Boilers generally use either natural gas or heating oil for fuel. A boiler does not use a duct system. Instead, a pump is used to circulate the hot water through pipes and tubing to radiators.
Type #6: Heat Pumps
Heat pumps is essentially the opposite of an air conditioner. In summer, AC units move heat from indoors to outdoors. In winter, the heat pump reverses this process and generates heat from outdoors before discharging it inside a home.
Heat pumps are divided into two categories – air-source heat pumps and ground-source heat pumps which use heat from underground. This type of home heating is considered one of the more eco-friendly and less resource-heavy available.
Type #7: Gas-Based Space Heating
A space heater is designed to heat a single room. Using gas, heat is created and then fills the room. There is no ductwork involved so the heat isn’t able to move outside this space. This is advantageous, however, as space heaters are portable and range from free-standing to mountable versions.
If you’re in a home with large temperature differences between rooms, utilizing gas-fired space heaters makes sense. They most often use natural gas, propane, or kerosene.
Type #8: Electric Space Heating
Electric space heaters, the alternative to fuel-based designs, simply plug in and convert the current into heat. It works just like a toaster or clothes iron. Though inexpensive, an electric space heater only heats a single room and is very expensive to operate in comparison with space heaters using gas.
Furthermore, your average 1,500-watt electric space heater will use the capacity of a 15-amp branch circuit, guaranteed to trip the circuit breaker or blow a fuse if additional appliances or major electricity sources are being used.
Type #9: Wood-Burning Fireplaces
Wood-burning fireplaces make sense in rural areas. Wood is less expensive than gas, oil, or electricity, and has been an effective type of home heating for centuries. That said, wood pollutants are a problem. It’s not the most eco-friendly way to create heat, especially with older model fireplaces or if you’re using a wood stove. Unfortunately, many fireplaces also lose more heat than they provide.
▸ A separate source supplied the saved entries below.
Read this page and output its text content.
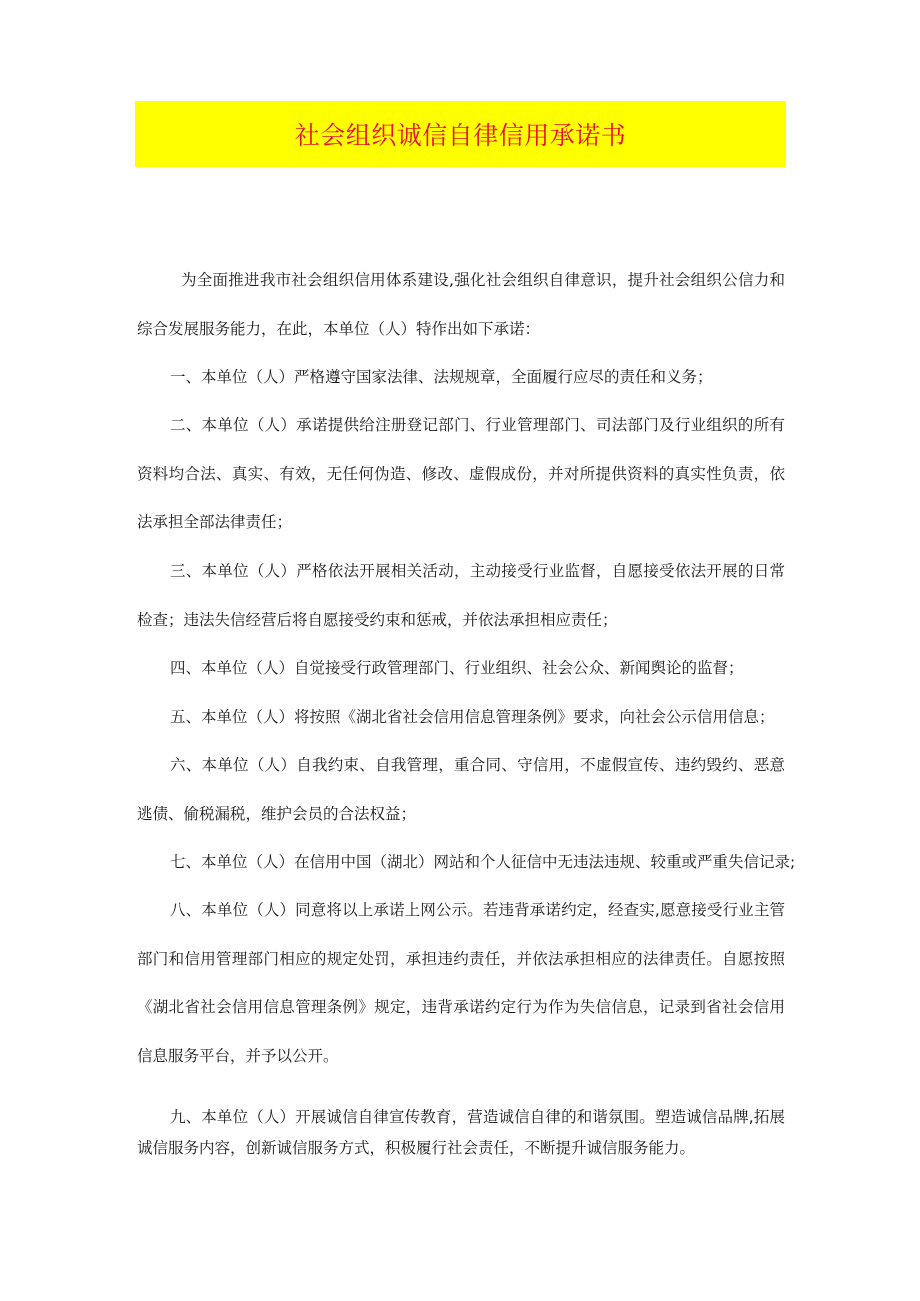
社会组织诚信自律信用承诺书

为全面推进我市社会组织信用体系建设,强化社会组织自律意识，提升社会组织公信力和综合发展服务能力，在此，本单位（人）特作出如下承诺：

一、本单位（人）严格遵守国家法律、法规规章，全面履行应尽的责任和义务；

二、本单位（人）承诺提供给注册登记部门、行业管理部门、司法部门及行业组织的所有资料均合法、真实、有效，无任何伪造、修改、虚假成份，并对所提供资料的真实性负责，依法承担全部法律责任；

三、本单位（人）严格依法开展相关活动，主动接受行业监督，自愿接受依法开展的日常检查；违法失信经营后将自愿接受约束和惩戒，并依法承担相应责任；

四、本单位（人）自觉接受行政管理部门、行业组织、社会公众、新闻舆论的监督；

五、本单位（人）将按照《湖北省社会信用信息管理条例》要求，向社会公示信用信息；

六、本单位（人）自我约束、自我管理，重合同、守信用，不虚假宣传、违约毁约、恶意逃债、偷税漏税，维护会员的合法权益；

七、本单位（人）在信用中国（湖北）网站和个人征信中无违法违规、较重或严重失信记录;

八、本单位（人）同意将以上承诺上网公示。若违背承诺约定，经查实,愿意接受行业主管部门和信用管理部门相应的规定处罚，承担违约责任，并依法承担相应的法律责任。自愿按照《湖北省社会信用信息管理条例》规定，违背承诺约定行为作为失信信息，记录到省社会信用信息服务平台，并予以公开。

九、本单位（人）开展诚信自律宣传教育，营造诚信自律的和谐氛围。塑造诚信品牌,拓展诚信服务内容，创新诚信服务方式，积极履行社会责任，不断提升诚信服务能力。
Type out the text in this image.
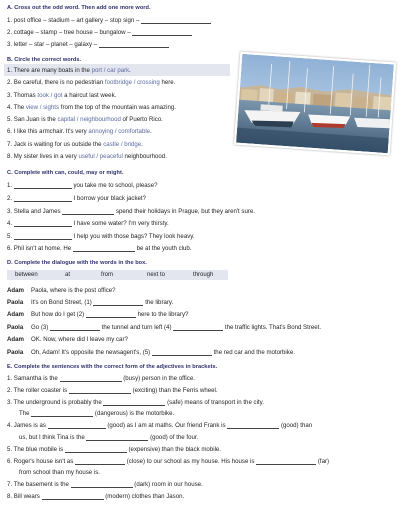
A. Cross out the odd word. Then add one more word.
1. post office – stadium – art gallery – stop sign –
2. cottage – stamp – tree house – bungalow –
3. letter – star – planet – galaxy –
B. Circle the correct words.
1. There are many boats in the port / car park.
2. Be careful, there is no pedestrian footbridge / crossing here.
3. Thomas took / got a haircut last week.
4. The view / sights from the top of the mountain was amazing.
5. San Juan is the capital / neighbourhood of Puerto Rico.
6. I like this armchair. It's very annoying / comfortable.
7. Jack is waiting for us outside the castle / bridge.
8. My sister lives in a very useful / peaceful neighbourhood.
C. Complete with can, could, may or might.
1.	you take me to school, please?
2.	I borrow your black jacket?
3. Stella and James	spend their holidays in Prague, but they aren't sure.
4.	I have some water? I'm very thirsty.
5.	I help you with those bags? They look heavy.
6. Phil isn't at home. He	be at the youth club.
D. Complete the dialogue with the words in the box.
between	at	from	next to	through
Adam Paola, where is the post office?
Paola It's on Bond Street, (1)	the library.
Adam But how do I get (2)	here to the library?
Paola Go (3)	the tunnel and turn left (4)	the traffic lights. That's Bond Street.
Adam OK. Now, where did I leave my car?
Paola Oh, Adam! It's opposite the newsagent's, (5)	the red car and the motorbike.
E. Complete the sentences with the correct form of the adjectives in brackets.
1. Samantha is the	(busy) person in the office.
2. The roller coaster is	(exciting) than the Ferris wheel.
3. The underground is probably the	(safe) means of transport in the city.
The	(dangerous) is the motorbike.
4. James is as	(good) as I am at maths. Our friend Frank is	(good) than
us, but I think Tina is the	(good) of the four.
5. The blue mobile is	(expensive) than the black mobile.
6. Roger's house isn't as	(close) to our school as my house. His house is	(far)
from school than my house is.
7. The basement is the	(dark) room in our house.
8. Bill wears	(modern) clothes than Jason.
Type #10: Radiant Floor Heating
Radiant floor hearing circulates warm water in tubes under flooring. Though expensive to install, radiant floor heating is considered very efficient and is easy to adjust in temperature. Using this type of heating cuts down on the floor finishes one is able to use. For example, carpet is rarely matched to radiant floor heating because of it blanketing the heat source.
Type #11: Ductless Mini-Split Heating
In this example of home heating, we remove a lot of the air ducts. Mini-splits essentially create separate HVAC zones. In each, a separate thermostat is given.
In larger homes, apartment buildings, or for add-on areas that may not have adequate heating compared to other parts of the home, ductless mini-splits can be very advantageous.
Type #12: Combined Heat-And-Power
A new type of high-efficiency home heating, CHP or ‘combined heat and power’ uses a small generator to capture the waste heat that is lost when heating a home and to recycle it into domestic hot water. Unfortunately, this type of technology is still in prototype phase and is not widely available.
That said, as we seek to lower high heating bills and produce high-efficiency heating in residential buildings, a focus on recycling the more than 70% of heat that we lose oftentimes when heating our home is needed.